Higher Education Graduate Programs Ed.D./Ph.D.
The main program learning goal for students in Higher Education Graduate Programs was students' ability to gain knowledge of education systems, practices, and related literature. Students were assessed through the administration of the qualifying and comprehensive exams.
Marriage and Family Therapy Ed.S.
The program in Marriage and Family Therapy meets the standards of the Commission for Accreditation of Marriage and Family Therapy Education. Program learning goals for students graduating with an Ed.S. degree in Marriage and Family Therapy included students' ability to articulate and apply their model of systemic change, demonstrate clinical competence and ethical understanding, incorporate processes of diversity in their theoretical frameworks and clinical practices, apply knowledge of development, and display awareness of self and others. Students were assessed using course grades, clinical evaluations, exit surveys, and employer surveys.
School Library Media Specialist M.A.E.
Assessment of student learning outcomes in the programs for the preparation of school librarians meet the standards of the American Library Association/American Association of School Librarians (ALA/AASL). Program learning goals for students in the School Library Media Specialist program included students' ability to teach for learning, address the diverse needs and interests of all readers, use research strategies to generate knowledge to improve practice, advocate and lead, and plan, develop, implement, and evaluate school library programs. Students are assessed using digital research and information literacy portfolios, course grades, instructional plans, practicum evaluations, capstone projects, leadership projects, case study analyses, and literature book review projects.
School and Community Psychology M.A., Ed.S.

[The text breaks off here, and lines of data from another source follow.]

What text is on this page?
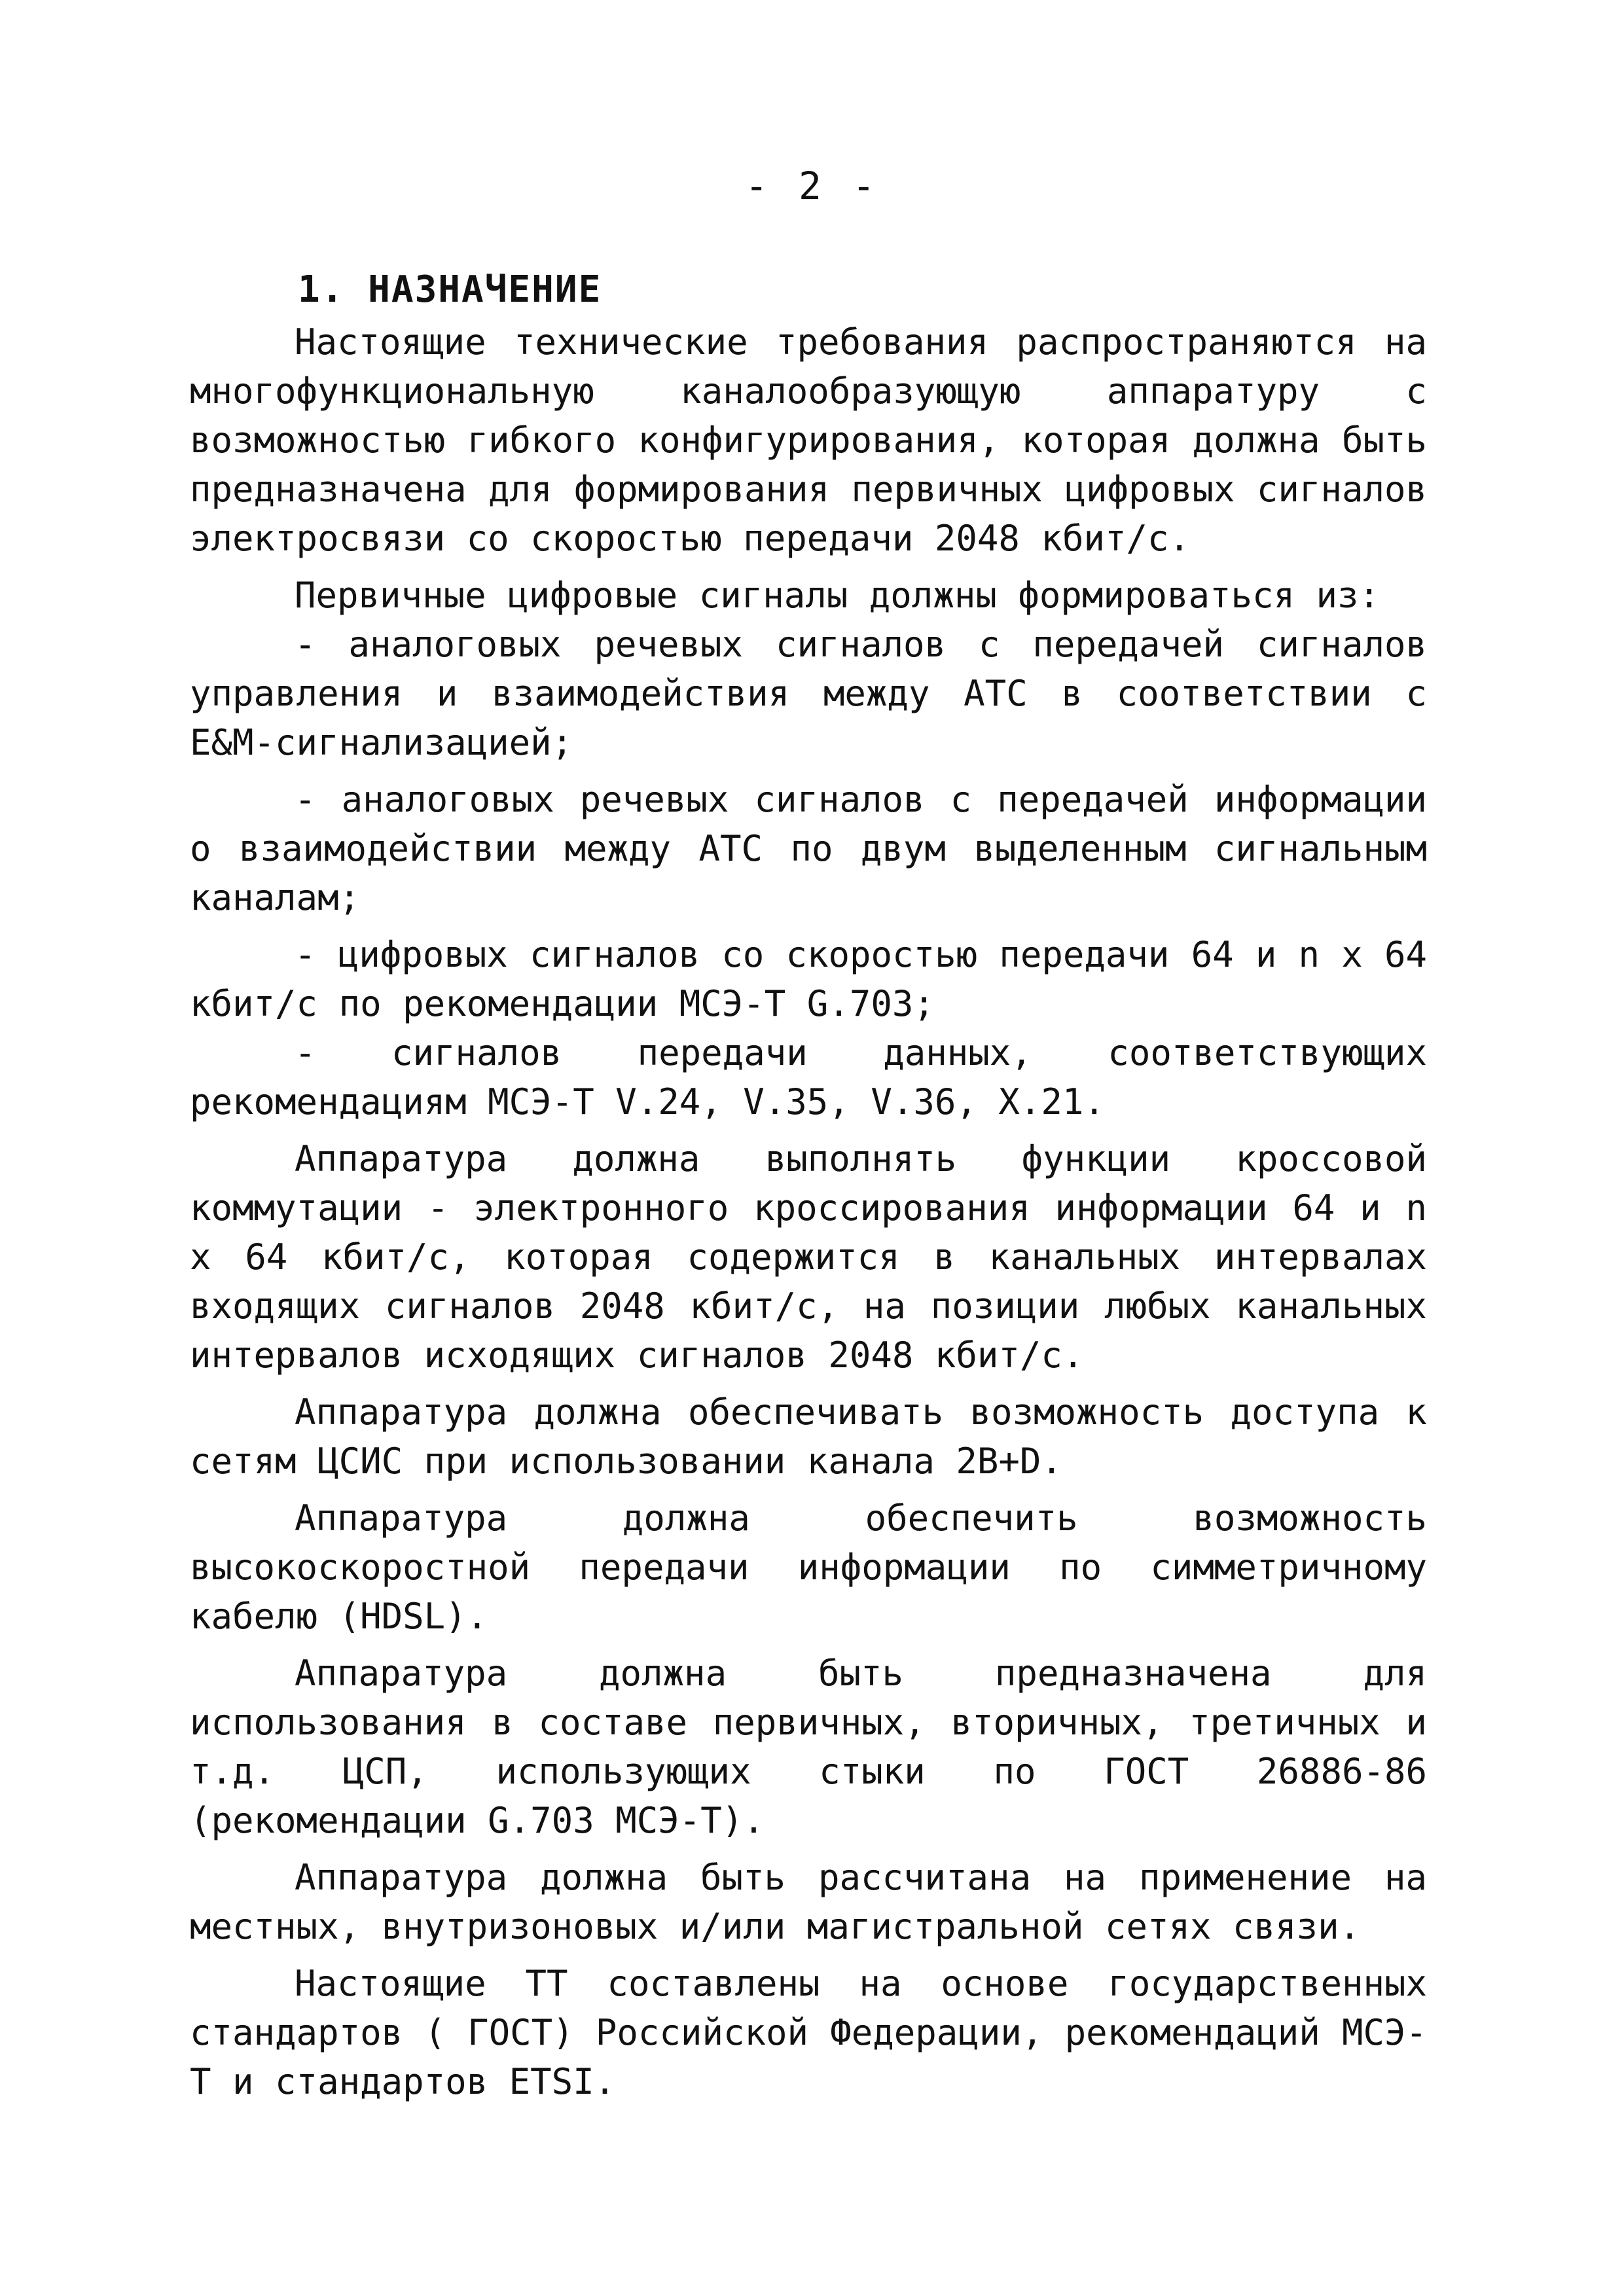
- 2 -
1. НАЗНАЧЕНИЕ

Настоящие технические требования распространяются на многофункциональную каналообразующую аппаратуру с возможностью гибкого конфигурирования, которая должна быть предназначена для формирования первичных цифровых сигналов электросвязи со скоростью передачи 2048 кбит/с.

Первичные цифровые сигналы должны формироваться из:

- аналоговых речевых сигналов с передачей сигналов управления и взаимодействия между АТС в соответствии с E&M-сигнализацией;

- аналоговых речевых сигналов с передачей информации о взаимодействии между АТС по двум выделенным сигнальным каналам;

- цифровых сигналов со скоростью передачи 64 и n x 64 кбит/с по рекомендации МСЭ-Т G.703;

- сигналов передачи данных, соответствующих рекомендациям МСЭ-Т V.24, V.35, V.36, X.21.

Аппаратура должна выполнять функции кроссовой коммутации - электронного кроссирования информации 64 и n x 64 кбит/с, которая содержится в канальных интервалах входящих сигналов 2048 кбит/с, на позиции любых канальных интервалов исходящих сигналов 2048 кбит/с.

Аппаратура должна обеспечивать возможность доступа к сетям ЦСИС при использовании канала 2B+D.

Аппаратура должна обеспечить возможность высокоскоростной передачи информации по симметричному кабелю (HDSL).

Аппаратура должна быть предназначена для использования в составе первичных, вторичных, третичных и т.д. ЦСП, использующих стыки по ГОСТ 26886-86 (рекомендации G.703 МСЭ-Т).

Аппаратура должна быть рассчитана на применение на местных, внутризоновых и/или магистральной сетях связи.

Настоящие ТТ составлены на основе государственных стандартов ( ГОСТ) Российской Федерации, рекомендаций МСЭ-Т и стандартов ETSI.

The program in School and Community Psychology meets the standards of the National Association of School Psychologists (NASP). One program learning outcome for students in the School and Community Psychology program included students' ability to administer, score, interpret, and write-up a meaningful psych-educational report on a student with a suspected learning or behavioral disability. Intern supervisors assessed students by conducting intellectual, visual-motor, personality, and behavioral assessments based on the referral information presented at the time of referral.
Instructional Design and Technology Program M.A.E.

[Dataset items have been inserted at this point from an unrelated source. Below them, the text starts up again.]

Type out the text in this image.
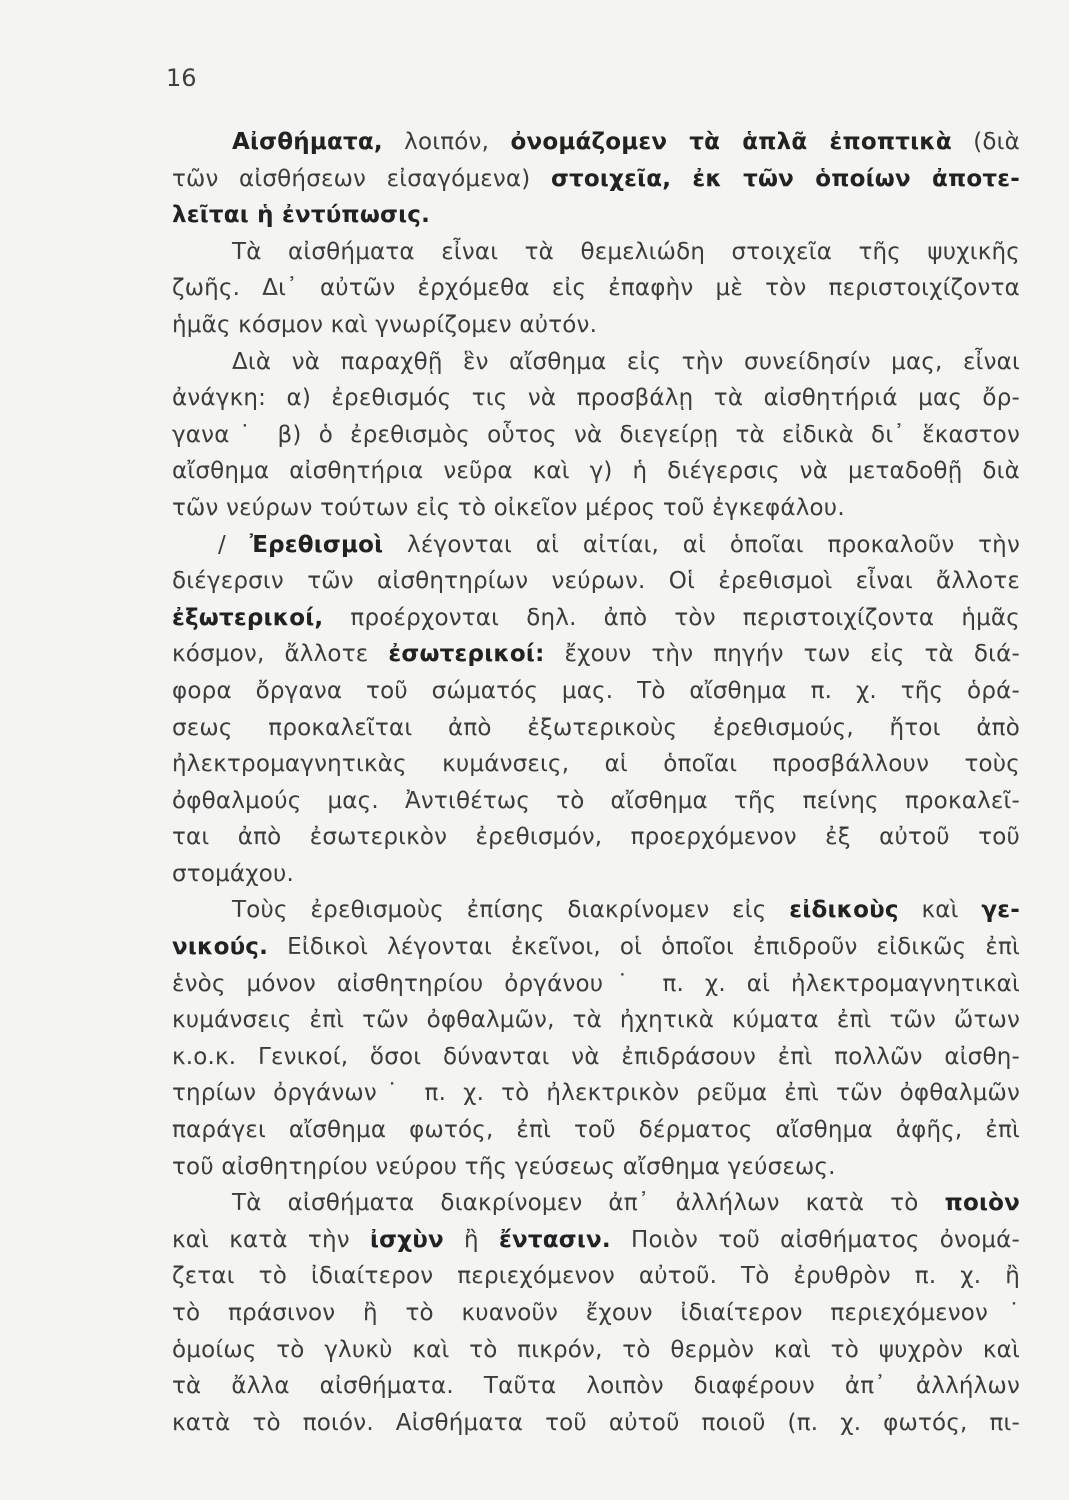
16
Αἰσθήματα, λοιπόν, ὀνομάζομεν τὰ ἁπλᾶ ἐποπτικὰ (διὰ
τῶν αἰσθήσεων εἰσαγόμενα) στοιχεῖα, ἐκ τῶν ὁποίων ἀποτε-
λεῖται ἡ ἐντύπωσις.
Τὰ αἰσθήματα εἶναι τὰ θεμελιώδη στοιχεῖα τῆς ψυχικῆς
ζωῆς. Δι᾽ αὐτῶν ἐρχόμεθα εἰς ἐπαφὴν μὲ τὸν περιστοιχίζοντα
ἡμᾶς κόσμον καὶ γνωρίζομεν αὐτόν.
Διὰ νὰ παραχθῇ ἓν αἴσθημα εἰς τὴν συνείδησίν μας, εἶναι
ἀνάγκη: α) ἐρεθισμός τις νὰ προσβάλῃ τὰ αἰσθητήριά μας ὄρ-
γανα˙ β) ὁ ἐρεθισμὸς οὗτος νὰ διεγείρῃ τὰ εἰδικὰ δι᾽ ἕκαστον
αἴσθημα αἰσθητήρια νεῦρα καὶ γ) ἡ διέγερσις νὰ μεταδοθῇ διὰ
τῶν νεύρων τούτων εἰς τὸ οἰκεῖον μέρος τοῦ ἐγκεφάλου.
/ Ἐρεθισμοὶ λέγονται αἱ αἰτίαι, αἱ ὁποῖαι προκαλοῦν τὴν
διέγερσιν τῶν αἰσθητηρίων νεύρων. Οἱ ἐρεθισμοὶ εἶναι ἄλλοτε
ἐξωτερικοί, προέρχονται δηλ. ἀπὸ τὸν περιστοιχίζοντα ἡμᾶς
κόσμον, ἄλλοτε ἐσωτερικοί: ἔχουν τὴν πηγήν των εἰς τὰ διά-
φορα ὄργανα τοῦ σώματός μας. Τὸ αἴσθημα π. χ. τῆς ὁρά-
σεως προκαλεῖται ἀπὸ ἐξωτερικοὺς ἐρεθισμούς, ἤτοι ἀπὸ
ἠλεκτρομαγνητικὰς κυμάνσεις, αἱ ὁποῖαι προσβάλλουν τοὺς
ὀφθαλμούς μας. Ἀντιθέτως τὸ αἴσθημα τῆς πείνης προκαλεῖ-
ται ἀπὸ ἐσωτερικὸν ἐρεθισμόν, προερχόμενον ἐξ αὐτοῦ τοῦ
στομάχου.
Τοὺς ἐρεθισμοὺς ἐπίσης διακρίνομεν εἰς εἰδικοὺς καὶ γε-
νικούς. Εἰδικοὶ λέγονται ἐκεῖνοι, οἱ ὁποῖοι ἐπιδροῦν εἰδικῶς ἐπὶ
ἑνὸς μόνον αἰσθητηρίου ὀργάνου˙ π. χ. αἱ ἠλεκτρομαγνητικαὶ
κυμάνσεις ἐπὶ τῶν ὀφθαλμῶν, τὰ ἠχητικὰ κύματα ἐπὶ τῶν ὤτων
κ.ο.κ. Γενικοί, ὅσοι δύνανται νὰ ἐπιδράσουν ἐπὶ πολλῶν αἰσθη-
τηρίων ὀργάνων˙ π. χ. τὸ ἠλεκτρικὸν ρεῦμα ἐπὶ τῶν ὀφθαλμῶν
παράγει αἴσθημα φωτός, ἐπὶ τοῦ δέρματος αἴσθημα ἀφῆς, ἐπὶ
τοῦ αἰσθητηρίου νεύρου τῆς γεύσεως αἴσθημα γεύσεως.
Τὰ αἰσθήματα διακρίνομεν ἀπ᾽ ἀλλήλων κατὰ τὸ ποιὸν
καὶ κατὰ τὴν ἰσχὺν ἢ ἔντασιν. Ποιὸν τοῦ αἰσθήματος ὀνομά-
ζεται τὸ ἰδιαίτερον περιεχόμενον αὐτοῦ. Τὸ ἐρυθρὸν π. χ. ἢ
τὸ πράσινον ἢ τὸ κυανοῦν ἔχουν ἰδιαίτερον περιεχόμενον˙
ὁμοίως τὸ γλυκὺ καὶ τὸ πικρόν, τὸ θερμὸν καὶ τὸ ψυχρὸν καὶ
τὰ ἄλλα αἰσθήματα. Ταῦτα λοιπὸν διαφέρουν ἀπ᾽ ἀλλήλων
κατὰ τὸ ποιόν. Αἰσθήματα τοῦ αὐτοῦ ποιοῦ (π. χ. φωτός, πι-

The program in Instructional Design and Technology program meets the standards of the International Society for Technology in Education (ISTE) Program learning goals for students the Instructional Design & Technology Program included students' ability to develop and implement a shared vision for the comprehensive integration of technology, assist teachers in using technology effectively, create and support effective digital-age learning environments, conduct needs assessments, develop technology-related professional learning programs, model and promote digital citizenship, and demonstrate professional knowledge. Students were assessed using Digital Research and Information Literacy Portfolios, student grades, instructional plans, capstone projects, leadership projects, case studies analyses, and other projects.